Con el paso de las horas, los afectados comenzaron a sufrir fiebre, diarrea y vómitos, lo que motivó la consulta en el nosocomio local. Allí, los profesionales de la salud realizaron los análisis pertinentes, que confirmaron la presencia de la bacteria. Como parte del abordaje inicial, dos de los pacientes –un mayor y un menor– debieron permanecer internados bajo observación, mientras que el resto de la familia recibió tratamiento ambulatorio. Todos ellos evolucionaron favorablemente y actualmente se encuentran recuperados.
La salmonelosis es una enfermedad provocada por bacterias del género Salmonella, presentes en alimentos contaminados o en contacto con heces u orina de portadores. Puede encontrarse en carnes de pollo, vaca o cerdo, huevos, frutas, vegetales y alimentos procesados. El período de incubación, según el Ministerio de Salud de la Nación, puede variar desde tres días hasta tres meses, aunque en la mayoría de los casos los síntomas aparecen entre una y tres semanas.
Aunque la mayoría de los cuadros suelen ser leves y autolimitados, existen grupos de mayor riesgo que pueden presentar complicaciones: niños pequeños, adultos mayores y personas inmunocomprometidas.

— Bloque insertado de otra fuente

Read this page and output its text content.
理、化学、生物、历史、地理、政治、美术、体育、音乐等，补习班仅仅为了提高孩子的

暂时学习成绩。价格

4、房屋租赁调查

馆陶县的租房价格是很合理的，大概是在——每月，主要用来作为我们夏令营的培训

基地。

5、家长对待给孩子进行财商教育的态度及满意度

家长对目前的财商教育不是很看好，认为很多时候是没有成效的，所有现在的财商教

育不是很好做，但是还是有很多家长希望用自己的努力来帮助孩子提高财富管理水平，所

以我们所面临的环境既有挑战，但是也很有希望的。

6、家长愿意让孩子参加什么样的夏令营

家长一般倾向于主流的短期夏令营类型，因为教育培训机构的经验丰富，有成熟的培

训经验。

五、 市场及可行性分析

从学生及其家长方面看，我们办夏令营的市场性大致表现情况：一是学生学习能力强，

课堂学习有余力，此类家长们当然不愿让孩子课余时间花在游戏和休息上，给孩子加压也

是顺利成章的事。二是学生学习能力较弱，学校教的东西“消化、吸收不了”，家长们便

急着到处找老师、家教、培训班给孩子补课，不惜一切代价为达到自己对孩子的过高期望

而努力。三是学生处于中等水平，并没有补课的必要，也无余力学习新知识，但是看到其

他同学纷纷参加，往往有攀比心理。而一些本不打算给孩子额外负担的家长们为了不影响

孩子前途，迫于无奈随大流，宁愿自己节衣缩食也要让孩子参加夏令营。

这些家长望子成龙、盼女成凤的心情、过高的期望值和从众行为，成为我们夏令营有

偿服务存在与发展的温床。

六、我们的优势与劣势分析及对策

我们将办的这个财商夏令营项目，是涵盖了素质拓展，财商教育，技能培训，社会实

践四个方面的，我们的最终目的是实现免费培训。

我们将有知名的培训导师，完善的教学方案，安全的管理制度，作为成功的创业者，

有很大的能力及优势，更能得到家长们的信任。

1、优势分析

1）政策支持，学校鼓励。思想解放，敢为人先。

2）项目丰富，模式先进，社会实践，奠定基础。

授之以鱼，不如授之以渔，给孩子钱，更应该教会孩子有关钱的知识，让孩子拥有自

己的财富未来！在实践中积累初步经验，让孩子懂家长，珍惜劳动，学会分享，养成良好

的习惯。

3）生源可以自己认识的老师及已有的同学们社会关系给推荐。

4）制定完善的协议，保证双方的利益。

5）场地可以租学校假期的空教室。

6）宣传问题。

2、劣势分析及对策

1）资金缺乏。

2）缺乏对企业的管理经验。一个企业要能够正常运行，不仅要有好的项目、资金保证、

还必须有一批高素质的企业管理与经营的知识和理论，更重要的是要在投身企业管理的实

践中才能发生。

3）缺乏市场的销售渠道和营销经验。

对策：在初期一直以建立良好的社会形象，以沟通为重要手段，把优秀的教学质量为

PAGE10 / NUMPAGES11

La salmonelosis suele manifestarse entre seis y 72 horas después de la ingesta de alimentos contaminados, con una duración de entre cuatro y siete días. Los síntomas más frecuentes son náuseas, vómitos, dolores abdominales, diarrea, fiebre y dolor de cabeza.
Las autoridades sanitarias local remarcan que, en la mayoría de los casos, la enfermedad no requiere antibióticos y se resuelve con hidratación y reposo. Sin embargo, existen signos de alarma que exigen atención médica inmediata: diarrea y fiebre alta persistentes, vómitos prolongados que impiden la hidratación, heces con sangre, calambres abdominales intensos o síntomas de deshidratación.
La prevención resulta clave: cocinar bien los alimentos, especialmente la carne picada, lavar frutas y verduras, higienizar utensilios de cocina y mantener la cadena de frío.